The diverse variety of native and imported trees planted throughout the park, in various stages of growth from young to mature, provide a brilliant display of fall colour against the deep green grass. In winter the night view of the Toronto skyline rising above the ravine is extraordinarily beautiful, especially looking east from the Discovery Walk pathway near the western boundary. Tall black Victorian-style iron lamp poles along the main paths provide safe but soft illumination and a charming touch of character.


Trinity Bellwoods has been the site of many recent cultural events, including an anarchist bookfair, live theatre, performance art, and informal summer drumming circles. The recent explosion of art galleries a few blocks west of the park on Queen Street will likely only encourage this welcome trend.

In June 2007 a weekly farmers market opened in the northwest corner of the park, at Shaw and Dundas. The market runs from 3 to 7 p.m. every Tuesday from June to October, rain or shine.

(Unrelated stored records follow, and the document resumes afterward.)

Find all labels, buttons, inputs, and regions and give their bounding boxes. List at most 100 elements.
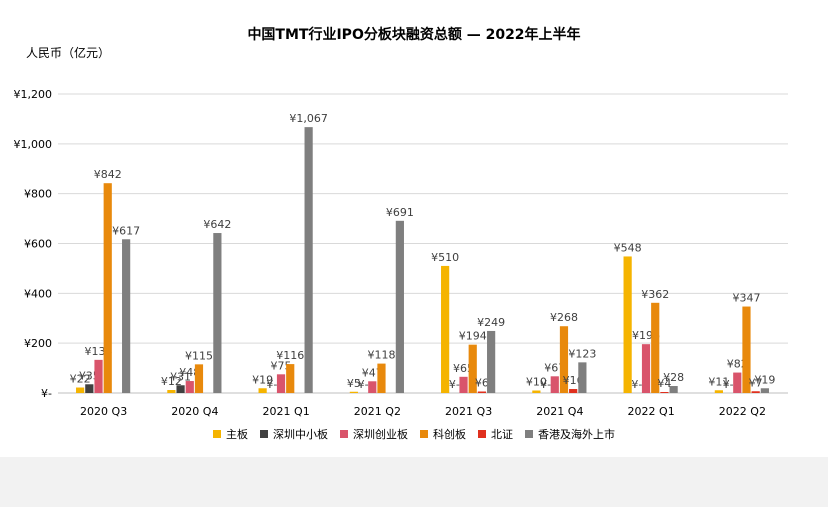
legend-label: 深圳中小板 xyxy=(273,428,328,441)
data-label: ¥4 xyxy=(657,377,671,390)
data-label: ¥10 xyxy=(526,376,547,389)
data-label: ¥6 xyxy=(475,377,489,390)
bar xyxy=(559,326,569,393)
bar xyxy=(213,233,222,393)
chart-title: 中国TMT行业IPO分板块融资总额 — 2022年上半年 xyxy=(247,27,581,43)
data-label: ¥510 xyxy=(431,251,459,264)
data-label: ¥5 xyxy=(347,377,361,390)
bar xyxy=(459,376,468,393)
data-label: ¥249 xyxy=(477,316,505,329)
legend-item: 深圳中小板 xyxy=(260,426,328,442)
data-label: ¥12 xyxy=(161,375,182,388)
bar xyxy=(477,391,487,393)
legend-item: 深圳创业板 xyxy=(340,426,408,442)
data-label: ¥617 xyxy=(112,224,140,237)
data-label: ¥7 xyxy=(749,376,763,389)
y-tick-label: ¥1,000 xyxy=(14,138,53,151)
bar xyxy=(441,265,450,393)
data-label: ¥347 xyxy=(732,292,760,305)
x-tick-label: 2021 Q1 xyxy=(263,405,310,418)
legend-label: 科创板 xyxy=(433,428,466,441)
bar xyxy=(578,362,587,393)
bar xyxy=(76,387,85,393)
bar xyxy=(641,344,651,393)
legend-swatch xyxy=(340,430,348,438)
bar xyxy=(377,363,386,393)
legend-label: 北证 xyxy=(491,428,513,441)
bar xyxy=(651,302,660,393)
bar xyxy=(185,381,194,393)
data-label: ¥116 xyxy=(276,349,304,362)
data-label: ¥- xyxy=(631,378,642,391)
bar xyxy=(258,388,267,393)
bar xyxy=(569,389,578,393)
data-label: ¥- xyxy=(449,378,460,391)
bar xyxy=(669,386,678,393)
x-tick-label: 2021 Q3 xyxy=(445,405,492,418)
data-label: ¥19 xyxy=(754,373,775,386)
bar xyxy=(368,381,377,393)
legend-label: 深圳创业板 xyxy=(353,428,408,441)
data-label: ¥1,067 xyxy=(289,112,328,125)
data-label: ¥11 xyxy=(708,375,729,388)
bottom-band xyxy=(0,457,828,507)
x-tick-label: 2020 Q4 xyxy=(171,405,218,418)
legend-swatch xyxy=(260,430,268,438)
bar xyxy=(276,374,286,393)
bar xyxy=(487,330,496,393)
bar xyxy=(94,359,103,393)
legend-item: 香港及海外上市 xyxy=(525,426,615,442)
bar xyxy=(103,183,112,393)
data-label: ¥31 xyxy=(170,370,191,383)
y-tick-label: ¥- xyxy=(41,387,52,400)
data-label: ¥642 xyxy=(203,218,231,231)
data-label: ¥362 xyxy=(641,288,669,301)
data-label: ¥- xyxy=(266,378,277,391)
data-label: ¥842 xyxy=(94,168,122,181)
y-tick-label: ¥600 xyxy=(24,238,52,251)
bar xyxy=(286,364,295,393)
legend-swatch xyxy=(525,430,533,438)
x-tick-label: 2022 Q1 xyxy=(628,405,675,418)
bar xyxy=(623,256,632,393)
data-label: ¥22 xyxy=(70,373,91,386)
x-tick-label: 2020 Q3 xyxy=(80,405,127,418)
data-label: ¥123 xyxy=(568,347,596,360)
bar xyxy=(395,220,404,393)
legend-item: 北证 xyxy=(478,426,513,442)
bar xyxy=(733,372,742,393)
legend-label: 香港及海外上市 xyxy=(538,428,615,441)
y-axis-unit-label: 人民币（亿元） xyxy=(26,46,111,60)
x-tick-label: 2021 Q2 xyxy=(354,405,401,418)
bar xyxy=(660,392,669,393)
bar xyxy=(532,390,541,393)
legend-item: 科创板 xyxy=(420,426,466,442)
bar xyxy=(304,127,313,394)
legend: 主板 深圳中小板 深圳创业板 科创板 北证 香港及海外上市 xyxy=(0,426,828,442)
data-label: ¥194 xyxy=(459,330,487,343)
data-label: ¥118 xyxy=(367,349,395,362)
y-tick-label: ¥1,200 xyxy=(14,88,53,101)
legend-swatch xyxy=(420,430,428,438)
bar xyxy=(194,364,204,393)
data-label: ¥268 xyxy=(550,311,578,324)
data-label: ¥19 xyxy=(252,373,273,386)
y-tick-label: ¥400 xyxy=(24,287,52,300)
bar xyxy=(468,344,477,393)
bar xyxy=(760,388,769,393)
bar xyxy=(85,384,94,393)
legend-label: 主板 xyxy=(226,428,248,441)
legend-swatch xyxy=(213,430,221,438)
bar xyxy=(176,385,185,393)
bar xyxy=(751,391,760,393)
data-label: ¥28 xyxy=(663,371,684,384)
data-label: ¥115 xyxy=(185,349,213,362)
x-tick-label: 2021 Q4 xyxy=(536,405,583,418)
bar xyxy=(122,239,131,393)
y-tick-label: ¥200 xyxy=(24,337,52,350)
bar xyxy=(167,390,176,393)
legend-swatch xyxy=(478,430,486,438)
data-label: ¥- xyxy=(540,378,551,391)
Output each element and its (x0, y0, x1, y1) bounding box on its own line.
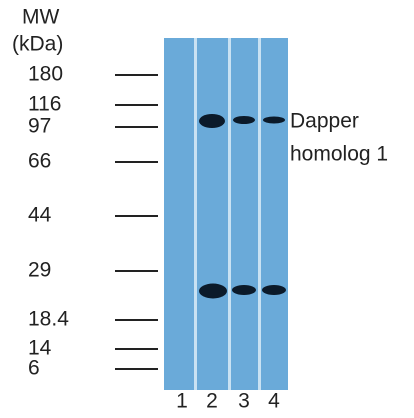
marker-label: 66 (28, 150, 51, 173)
lane-separator (194, 38, 197, 390)
band (199, 284, 227, 299)
lane-label: 3 (238, 390, 250, 413)
header-kda: (kDa) (12, 33, 63, 56)
marker-label: 6 (28, 357, 40, 380)
lane-separator (258, 38, 261, 390)
band (263, 117, 285, 124)
lane-label: 2 (206, 390, 218, 413)
lane-label: 4 (268, 390, 280, 413)
blot-membrane (164, 38, 288, 390)
header-mw: MW (22, 6, 59, 29)
lane-separator (228, 38, 231, 390)
annotation-line2: homolog 1 (290, 143, 388, 166)
marker-label: 18.4 (28, 308, 69, 331)
marker-label: 116 (28, 93, 61, 116)
marker-label: 180 (28, 63, 63, 86)
band (232, 285, 256, 295)
marker-label: 29 (28, 259, 51, 282)
western-blot-figure: MW (kDa) Dapper homolog 1 180 11697 66 44 29… (0, 0, 414, 413)
marker-label: 44 (28, 204, 52, 227)
marker-label: 97 (28, 115, 51, 138)
band (262, 285, 286, 295)
annotation-line1: Dapper (290, 110, 359, 133)
band (199, 114, 225, 128)
lane-label: 1 (176, 390, 188, 413)
band (233, 116, 255, 124)
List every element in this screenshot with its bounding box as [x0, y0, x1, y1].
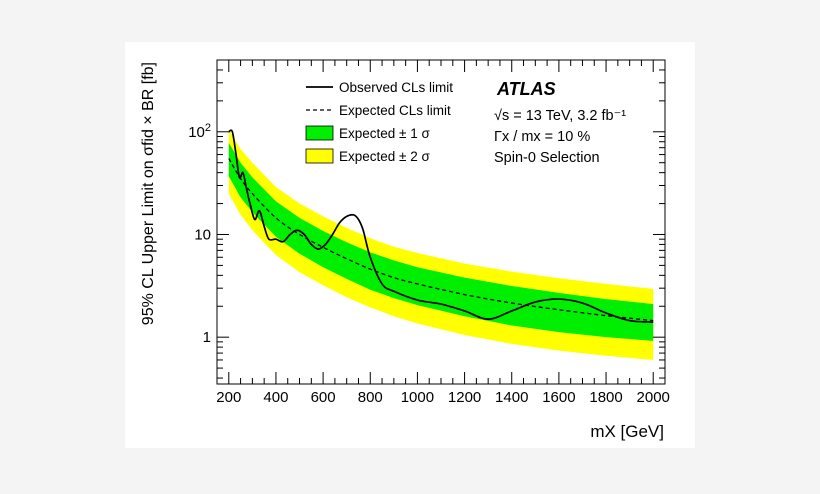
info-line: Γx / mx = 10 % [494, 129, 590, 145]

The largest annual cultural event in the park is Portugal Day, organized by the local residents and businesses of Portugal Village and the Portuguese community of Toronto. In the northwest corner of the park there is a small reminder of the diverse Latin American character of other nearby neighbourhoods: a bust of Simón Bolívar which was donated to the city.

The alleys and laneways which surround Trinity Bellwoods park have become an impromptu art gallery open to the public for one weekend in August for the past four years: Alley Jaunt.

The park is the site for an annual art sale in September as part of the Queen West Art Crawl.

And it is also home to section 3 of the Nuit Blanche art festival.

It was originally chosen as the site of the G20 protests on June 26–27, 2010, but Toronto Police announced that they would use the area north of Queen's Park instead after local residents opposed the use of Trinity Bellwoods Park as a protest site.[3]

See also

  • 2010 G-20 Toronto summit
  • Crawford Street Bridge

References in culture

  • Treble Charger wrote a song called Trinity Bellwoods, which was on their debut album NC17.
  • The 1998 film Dog Park was shot there.